Pure oxygen increases the possibility of combustion of polymers that will be used in the piping and the pressure accumulator tank. However, this is not a significant problem in the current design because the oxygen pressure will barely exceed atmospheric pressure, unlike the oxygen manifolds used in typical hospital rooms.
PVC pipe and various types of elastomer pressure accumulators can be used safely with atmospheric pressure oxygen. Using these materials for the manifolds would make them very inexpensive.
The shared manifolds can be laid out in different ways. It would be desirable for there to be built-in redundancy. If the respiratory ward is organized with supply manifolds all along the walls and crossing above the door so that it is one big loop of manifold, there can be more than one source for air or oxygen.

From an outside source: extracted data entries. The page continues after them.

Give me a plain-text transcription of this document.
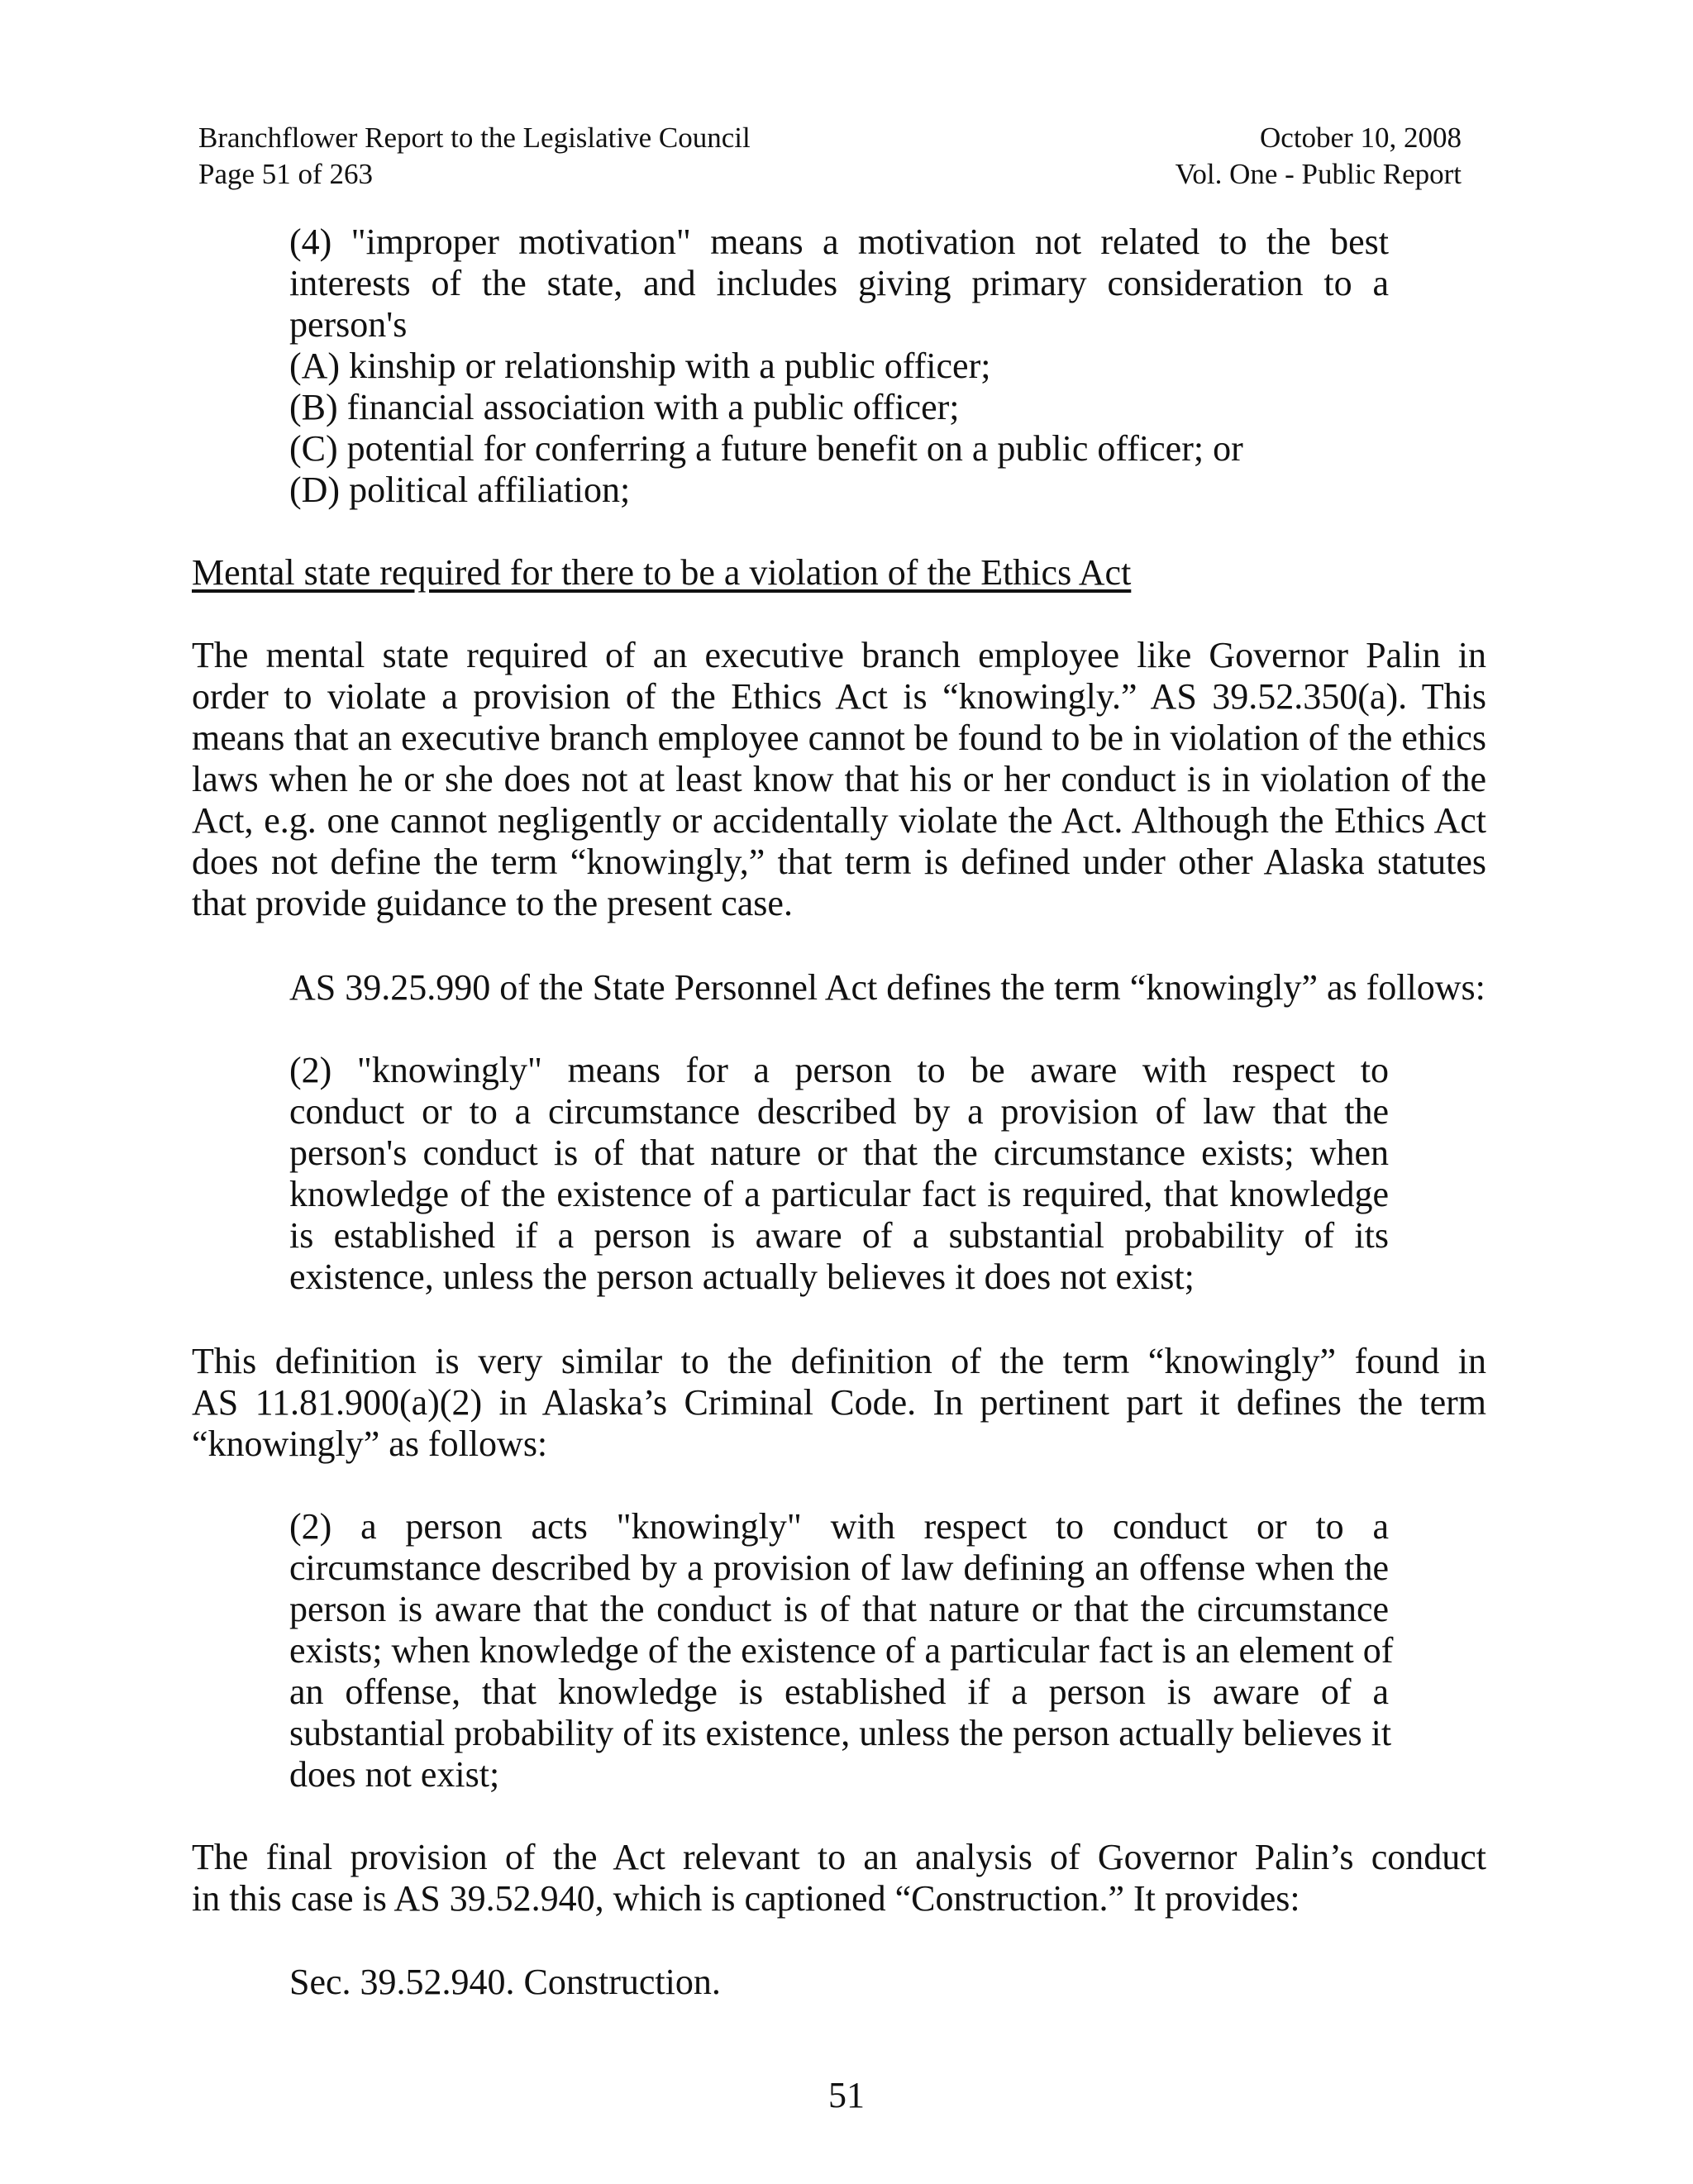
Branchflower Report to the Legislative Council
Page 51 of 263
October 10, 2008
Vol. One - Public Report
(4) "improper motivation" means a motivation not related to the best
interests of the state, and includes giving primary consideration to a
person's
(A) kinship or relationship with a public officer;
(B) financial association with a public officer;
(C) potential for conferring a future benefit on a public officer; or
(D) political affiliation;
Mental state required for there to be a violation of the Ethics Act
The mental state required of an executive branch employee like Governor Palin in
order to violate a provision of the Ethics Act is “knowingly.” AS 39.52.350(a). This
means that an executive branch employee cannot be found to be in violation of the ethics
laws when he or she does not at least know that his or her conduct is in violation of the
Act, e.g. one cannot negligently or accidentally violate the Act. Although the Ethics Act
does not define the term “knowingly,” that term is defined under other Alaska statutes
that provide guidance to the present case.
AS 39.25.990 of the State Personnel Act defines the term “knowingly” as follows:
(2) "knowingly" means for a person to be aware with respect to
conduct or to a circumstance described by a provision of law that the
person's conduct is of that nature or that the circumstance exists; when
knowledge of the existence of a particular fact is required, that knowledge
is established if a person is aware of a substantial probability of its
existence, unless the person actually believes it does not exist;
This definition is very similar to the definition of the term “knowingly” found in
AS 11.81.900(a)(2) in Alaska’s Criminal Code. In pertinent part it defines the term
“knowingly” as follows:
(2) a person acts "knowingly" with respect to conduct or to a
circumstance described by a provision of law defining an offense when the
person is aware that the conduct is of that nature or that the circumstance
exists; when knowledge of the existence of a particular fact is an element of
an offense, that knowledge is established if a person is aware of a
substantial probability of its existence, unless the person actually believes it
does not exist;
The final provision of the Act relevant to an analysis of Governor Palin’s conduct
in this case is AS 39.52.940, which is captioned “Construction.” It provides:
Sec. 39.52.940. Construction.
51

If there are valves in the main loop supply manifolds, it would be possible to section each manifold so that there can be two different pressure zones in the same ward, with valves separating these zones. In an emergency, those valves would be opened and the entire ward would be supported by only one pressure source. That way if one of the sources failed, pressure could still be maintained by opening the valves to the next neighboring pressurized zone.
Having two pressure zones on the respiratory ward would allow, for example, 1.015 atmospheres for some patients, and 1.025 atmospheres for others.
The largest part of the mass of this device is plastic pipe and fittings that are widely available standardized parts. Solenoid valves and quick-connects are also readily available. The pressure supply for air would be based on a centrifugal blower such as those used in vacuum cleaners or leaf blowers.